The Mudlark is pretty skinny out of the crate, but Tope wanted to narrow its profile even more. So he ditched the dual-shock setup and fabricated his own mono-shock system. It includes a custom-made swingarm with a 1.75-inch extension and gussets for strength, and is connected to the shock from a Buell Blast. He then restored and installed a set of 32mm Ceriani forks upfront. He kept the stock 21-inch front / 18-inch rear wheels, but polished them up and re-laced them with stainless steel spokes from Buchanan. A set of studded VEE Rubber tires makes the Ice Pick’s intentions clear. Tope did extensive work to the rest of the frame before everything went off to Atlantic Coast Plating for a full chrome treatment.
Up top you’ll find the Mudlark’s OEM fuel tank, followed by a hand-made aluminum tail section, tapered off to drive the ice pick concept home. The seat itself is covered in white vinyl, done with a diamond-stitch by Dane Utech. Kacey Elkins at Krossover Customs handled the bodywork paint, laying down an iridescent blue that resembles ice. On paper it sounds cheesy, but in reality it’s a stunning effect that hits the mark. The gas cap got the same treatment, along with an emblem that combines two ice picks with a Union Jack as a nod to Wassell.
There’s more custom work going on with the rider controls, too. Tope designed a set of handlebars, then got Josh at Crybaby Cycles to fabricate them. They’re hooked up to KustomTech controls, and a set of custom grips that are made to look frozen. They took some doing to create: Tope started with a pair of CNC grip sleeves from Mark Atkinson, then used a blue ice epoxy resin, finishing the bar ends off with inlaid moonstone gems. Even the foot pegs are custom, and also feature a pair of gems.

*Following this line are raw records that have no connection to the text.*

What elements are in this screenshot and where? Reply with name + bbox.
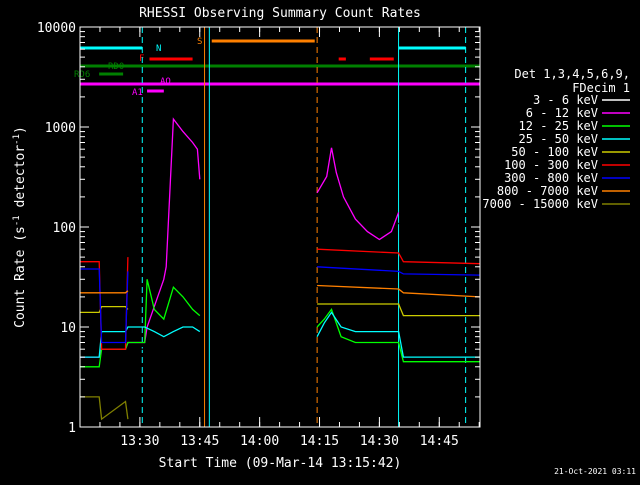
x-tick-label: 14:15: [300, 434, 339, 449]
x-tick-label: 14:45: [420, 434, 459, 449]
footer-date: 21-Oct-2021 03:11: [554, 467, 636, 476]
legend-label: 25 - 50 keV: [519, 132, 598, 146]
flag-label-rd6: RD6: [74, 70, 90, 80]
x-tick-label: 14:00: [240, 434, 279, 449]
series-line: [80, 284, 481, 298]
y-axis-label-mid: detector: [13, 145, 28, 216]
instrument-markers: [141, 27, 467, 427]
legend-label: 50 - 100 keV: [511, 145, 598, 159]
y-tick-label: 1000: [45, 121, 76, 136]
y-axis-label-exp1: -1: [12, 215, 22, 226]
flag-label-s: S: [197, 37, 202, 47]
flag-label-f: F: [139, 54, 144, 64]
y-axis-label-main: Count Rate (s: [13, 226, 28, 328]
series-line: [80, 396, 129, 421]
x-axis: 13:30 13:45 14:00 14:15 14:30 14:45: [99, 27, 480, 449]
flag-bars: N S F RD0 RD6 AO A1: [74, 37, 480, 98]
flag-label-a1: A1: [132, 88, 143, 98]
series-line: [80, 266, 481, 344]
y-axis-label-end: ): [13, 126, 28, 134]
legend-label: 3 - 6 keV: [533, 93, 598, 107]
legend-label: 12 - 25 keV: [519, 119, 598, 133]
x-tick-label: 13:45: [180, 434, 219, 449]
y-axis-label: Count Rate (s-1 detector-1): [12, 126, 28, 328]
x-axis-label: Start Time (09-Mar-14 13:15:42): [159, 456, 402, 471]
count-rate-series: [80, 117, 481, 421]
legend-label: 100 - 300 keV: [504, 158, 598, 172]
y-tick-label: 10: [60, 321, 76, 336]
y-axis-label-exp2: -1: [12, 134, 22, 145]
chart-title: RHESSI Observing Summary Count Rates: [139, 6, 421, 21]
flag-label-rd0: RD0: [108, 62, 124, 72]
legend-header-2: FDecim 1: [572, 81, 630, 95]
y-axis: 1 10 100 1000 10000: [37, 21, 480, 436]
x-tick-label: 13:30: [120, 434, 159, 449]
x-tick-label: 14:30: [360, 434, 399, 449]
legend-label: 7000 - 15000 keV: [482, 197, 598, 211]
legend-label: 300 - 800 keV: [504, 171, 598, 185]
y-tick-label: 10000: [37, 21, 76, 36]
flag-label-n: N: [156, 44, 161, 54]
legend-label: 800 - 7000 keV: [497, 184, 598, 198]
y-tick-label: 100: [53, 221, 76, 236]
legend-header-1: Det 1,3,4,5,6,9,: [514, 67, 630, 81]
legend-label: 6 - 12 keV: [526, 106, 598, 120]
flag-label-ao: AO: [160, 77, 171, 87]
y-tick-label: 1: [68, 421, 76, 436]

There’s one more custom touch in the steering stem: a hobo coin, a signature on all of Tope’s builds. “On this build it’s a hand-engraved 1943 Liberty half-dollar,” he says, “portraying a motorcycle ice racer on a frozen mountain lake.”

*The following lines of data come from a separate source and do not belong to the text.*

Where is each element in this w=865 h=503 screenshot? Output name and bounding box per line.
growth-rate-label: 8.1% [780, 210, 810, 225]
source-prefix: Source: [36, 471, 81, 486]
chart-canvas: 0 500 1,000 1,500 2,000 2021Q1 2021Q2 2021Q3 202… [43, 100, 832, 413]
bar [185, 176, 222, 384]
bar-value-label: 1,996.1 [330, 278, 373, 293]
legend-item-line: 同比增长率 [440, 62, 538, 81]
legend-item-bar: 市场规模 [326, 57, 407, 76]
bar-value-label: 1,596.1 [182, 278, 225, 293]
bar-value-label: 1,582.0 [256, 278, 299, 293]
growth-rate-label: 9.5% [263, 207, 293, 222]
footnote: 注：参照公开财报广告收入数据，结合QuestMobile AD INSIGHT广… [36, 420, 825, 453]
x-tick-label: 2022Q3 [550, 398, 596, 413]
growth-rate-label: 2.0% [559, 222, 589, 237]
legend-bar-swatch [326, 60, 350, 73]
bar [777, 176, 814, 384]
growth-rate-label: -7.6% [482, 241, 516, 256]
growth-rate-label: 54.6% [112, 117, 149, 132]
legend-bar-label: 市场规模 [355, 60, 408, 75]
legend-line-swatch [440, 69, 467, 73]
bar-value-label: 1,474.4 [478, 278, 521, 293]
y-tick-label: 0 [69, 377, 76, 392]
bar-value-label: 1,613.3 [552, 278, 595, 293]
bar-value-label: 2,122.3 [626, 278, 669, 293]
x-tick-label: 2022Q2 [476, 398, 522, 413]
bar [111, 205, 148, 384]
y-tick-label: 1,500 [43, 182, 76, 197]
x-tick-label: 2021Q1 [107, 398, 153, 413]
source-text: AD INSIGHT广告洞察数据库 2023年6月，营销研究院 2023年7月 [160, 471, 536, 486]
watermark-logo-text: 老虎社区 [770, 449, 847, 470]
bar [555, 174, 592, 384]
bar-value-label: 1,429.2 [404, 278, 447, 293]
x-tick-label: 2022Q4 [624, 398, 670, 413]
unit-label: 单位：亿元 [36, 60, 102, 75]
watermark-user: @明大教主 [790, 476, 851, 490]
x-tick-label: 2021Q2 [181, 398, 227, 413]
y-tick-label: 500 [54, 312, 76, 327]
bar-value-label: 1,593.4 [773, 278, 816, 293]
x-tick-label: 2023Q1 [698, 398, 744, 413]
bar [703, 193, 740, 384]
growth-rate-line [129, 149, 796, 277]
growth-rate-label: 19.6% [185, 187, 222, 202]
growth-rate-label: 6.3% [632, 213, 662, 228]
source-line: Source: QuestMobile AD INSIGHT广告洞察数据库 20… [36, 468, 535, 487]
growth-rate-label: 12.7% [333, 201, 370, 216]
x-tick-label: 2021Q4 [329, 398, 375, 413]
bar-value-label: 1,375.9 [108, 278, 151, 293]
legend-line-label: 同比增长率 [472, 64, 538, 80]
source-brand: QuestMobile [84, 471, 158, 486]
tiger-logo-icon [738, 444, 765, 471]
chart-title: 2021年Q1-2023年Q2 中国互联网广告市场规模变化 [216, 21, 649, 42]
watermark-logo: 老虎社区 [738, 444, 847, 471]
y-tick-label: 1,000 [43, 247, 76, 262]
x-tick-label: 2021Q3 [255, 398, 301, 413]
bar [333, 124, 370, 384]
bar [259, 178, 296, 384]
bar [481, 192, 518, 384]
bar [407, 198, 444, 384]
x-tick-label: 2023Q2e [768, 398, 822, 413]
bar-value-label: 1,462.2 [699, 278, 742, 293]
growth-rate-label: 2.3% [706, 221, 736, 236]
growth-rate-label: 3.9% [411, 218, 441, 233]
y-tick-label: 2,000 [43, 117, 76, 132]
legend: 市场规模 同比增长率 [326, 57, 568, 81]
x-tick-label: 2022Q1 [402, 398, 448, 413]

Tope’s custom Mudlark nails both the “skinny” and “ice” themes without feeling one bit gaudy or overdone. But perhaps the most impressive part is that he did everything in the 10-foot-by-12-foot toy hauler section of his 44-foot travel trailer. You see, Tope has a full-time job that sends him to a new part of the U.S. each year — his custom work, done as Utopeia Moto Company, is just an after-hours thing.
Not too shabby for a hobbyist working out of a trailer, right?